Kaiyuan has a monsoon-influenced humid continental climate (Köppen Dwa), characterised by hot, humid summers and long, cold and windy, but dry winters. The four seasons here are distinctive. A majority of the annual rainfall of 673 mm occurs in July and August alone.
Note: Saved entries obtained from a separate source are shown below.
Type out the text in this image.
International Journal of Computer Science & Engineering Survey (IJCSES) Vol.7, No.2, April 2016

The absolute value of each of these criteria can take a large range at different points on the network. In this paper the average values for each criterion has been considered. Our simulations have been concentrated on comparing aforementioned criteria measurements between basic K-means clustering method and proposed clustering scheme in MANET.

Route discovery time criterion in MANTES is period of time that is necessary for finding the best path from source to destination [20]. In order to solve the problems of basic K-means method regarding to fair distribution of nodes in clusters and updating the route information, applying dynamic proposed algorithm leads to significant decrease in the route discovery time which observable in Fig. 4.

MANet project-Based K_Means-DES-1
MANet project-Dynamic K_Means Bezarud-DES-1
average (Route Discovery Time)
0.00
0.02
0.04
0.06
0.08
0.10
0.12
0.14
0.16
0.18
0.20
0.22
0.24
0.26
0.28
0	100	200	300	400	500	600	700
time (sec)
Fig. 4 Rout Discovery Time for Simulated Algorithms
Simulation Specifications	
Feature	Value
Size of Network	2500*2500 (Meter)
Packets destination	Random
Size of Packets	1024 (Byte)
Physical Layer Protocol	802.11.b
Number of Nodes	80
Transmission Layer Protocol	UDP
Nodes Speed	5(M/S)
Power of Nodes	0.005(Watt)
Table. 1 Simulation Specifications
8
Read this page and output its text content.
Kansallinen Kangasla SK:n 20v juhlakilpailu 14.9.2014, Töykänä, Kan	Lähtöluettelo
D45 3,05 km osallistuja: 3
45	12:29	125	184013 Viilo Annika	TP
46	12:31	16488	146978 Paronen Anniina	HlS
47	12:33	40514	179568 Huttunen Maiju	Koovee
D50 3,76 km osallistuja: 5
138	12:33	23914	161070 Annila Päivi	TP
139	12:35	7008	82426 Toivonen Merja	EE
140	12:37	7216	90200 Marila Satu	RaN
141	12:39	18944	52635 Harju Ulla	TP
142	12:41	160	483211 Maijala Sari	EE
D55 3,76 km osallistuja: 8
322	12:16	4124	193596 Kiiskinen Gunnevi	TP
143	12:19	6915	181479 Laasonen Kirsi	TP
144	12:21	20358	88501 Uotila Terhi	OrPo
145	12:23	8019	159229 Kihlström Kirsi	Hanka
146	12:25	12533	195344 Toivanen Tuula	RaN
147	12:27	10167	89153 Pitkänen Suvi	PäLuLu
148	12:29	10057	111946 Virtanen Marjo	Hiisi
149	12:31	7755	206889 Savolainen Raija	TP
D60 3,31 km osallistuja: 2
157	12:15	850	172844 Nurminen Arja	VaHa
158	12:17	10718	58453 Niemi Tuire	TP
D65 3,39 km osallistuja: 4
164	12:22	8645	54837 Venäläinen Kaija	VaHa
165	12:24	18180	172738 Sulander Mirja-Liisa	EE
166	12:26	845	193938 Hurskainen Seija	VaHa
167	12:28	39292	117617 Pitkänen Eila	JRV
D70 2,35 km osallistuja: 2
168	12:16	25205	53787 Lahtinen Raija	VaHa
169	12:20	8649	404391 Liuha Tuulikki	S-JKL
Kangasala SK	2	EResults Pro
The monthly 24-hour average temperature ranges from −13.4 °C in January to 23.9 °C in July, and the annual mean is 7.3 °C.

Kaiyun was directly hit by tornadoes in 2019 and 2023.

Climate data for Kaiyuan, elevation 98 m (322 ft), (1991–2020 normals, extremes 1971–2010)
| Month | Jan | Feb | Mar | Apr | May | Jun | Jul | Aug | Sep | Oct | Nov | Dec | Year |
| Record high °C (°F) | 6.9 (44.4) | 17.6 (63.7) | 24.8 (76.6) | 30.6 (87.1) | 34.2 (93.6) | 37.1 (98.8) | 36.6 (97.9) | 35.8 (96.4) | 33.2 (91.8) | 28.5 (83.3) | 21.5 (70.7) | 13.3 (55.9) | 37.1 (98.8) |
| Mean daily maximum °C (°F) | −6.2 (20.8) | −1.1 (30.0) | 6.8 (44.2) | 16.7 (62.1) | 23.7 (74.7) | 27.6 (81.7) | 29.3 (84.7) | 28.3 (82.9) | 24.0 (75.2) | 15.7 (60.3) | 4.8 (40.6) | −3.9 (25.0) | 13.8 (56.9) |
| Daily mean °C (°F) | −13.1 (8.4) | −7.8 (18.0) | 0.8 (33.4) | 10.0 (50.0) | 17.3 (63.1) | 22.0 (71.6) | 24.4 (75.9) | 23.0 (73.4) | 17.0 (62.6) | 9.0 (48.2) | −0.9 (30.4) | −10.1 (13.8) | 7.6 (45.7) |
| Mean daily minimum °C (°F) | −19.0 (−2.2) | −13.9 (7.0) | −4.9 (23.2) | 3.5 (38.3) | 11.0 (51.8) | 16.6 (61.9) | 20.0 (68.0) | 18.4 (65.1) | 11.0 (51.8) | 3.1 (37.6) | −6.1 (21.0) | −15.5 (4.1) | 2.0 (35.6) |
| Record low °C (°F) | −37.9 (−36.2) | −33.9 (−29.0) | −22.8 (−9.0) | −11.7 (10.9) | −2.2 (28.0) | 5.0 (41.0) | 11.3 (52.3) | 5.5 (41.9) | −2.3 (27.9) | −11.0 (12.2) | −23.6 (−10.5) | −33.1 (−27.6) | −37.9 (−36.2) |
| Average precipitation mm (inches) | 5.3 (0.21) | 8.5 (0.33) | 14.8 (0.58) | 28.8 (1.13) | 61.1 (2.41) | 94.8 (3.73) | 180.7 (7.11) | 190.4 (7.50) | 48.5 (1.91) | 36.4 (1.43) | 21.9 (0.86) | 9.5 (0.37) | 700.7 (27.57) |
| Average precipitation days (≥ 0.1 mm) | 3.7 | 3.4 | 4.7 | 6.5 | 9.2 | 12.3 | 12.6 | 11.6 | 7.6 | 6.5 | 5.7 | 5.1 | 88.9 |
| Average snowy days | 4.8 | 4.7 | 4.7 | 1.5 | 0 | 0 | 0 | 0 | 0 | 0.8 | 4.4 | 6.4 | 27.3 |
| Average relative humidity (%) | 67 | 61 | 54 | 49 | 53 | 66 | 78 | 81 | 73 | 65 | 65 | 68 | 65 |
| Mean monthly sunshine hours | 184.6 | 199.9 | 237.2 | 237.9 | 265.3 | 248.5 | 222.3 | 227.1 | 242.7 | 214.1 | 169.9 | 162.6 | 2,612.1 |
| Percentage possible sunshine | 63 | 67 | 64 | 59 | 59 | 55 | 48 | 53 | 66 | 63 | 59 | 58 | 60 |
Source 1: China Meteorological Administration
Source 2: Weather China

==Notable people==
- Sheng Shicai (1897–1970), a warlord who ruled Xinjiang from 1933 to 1944.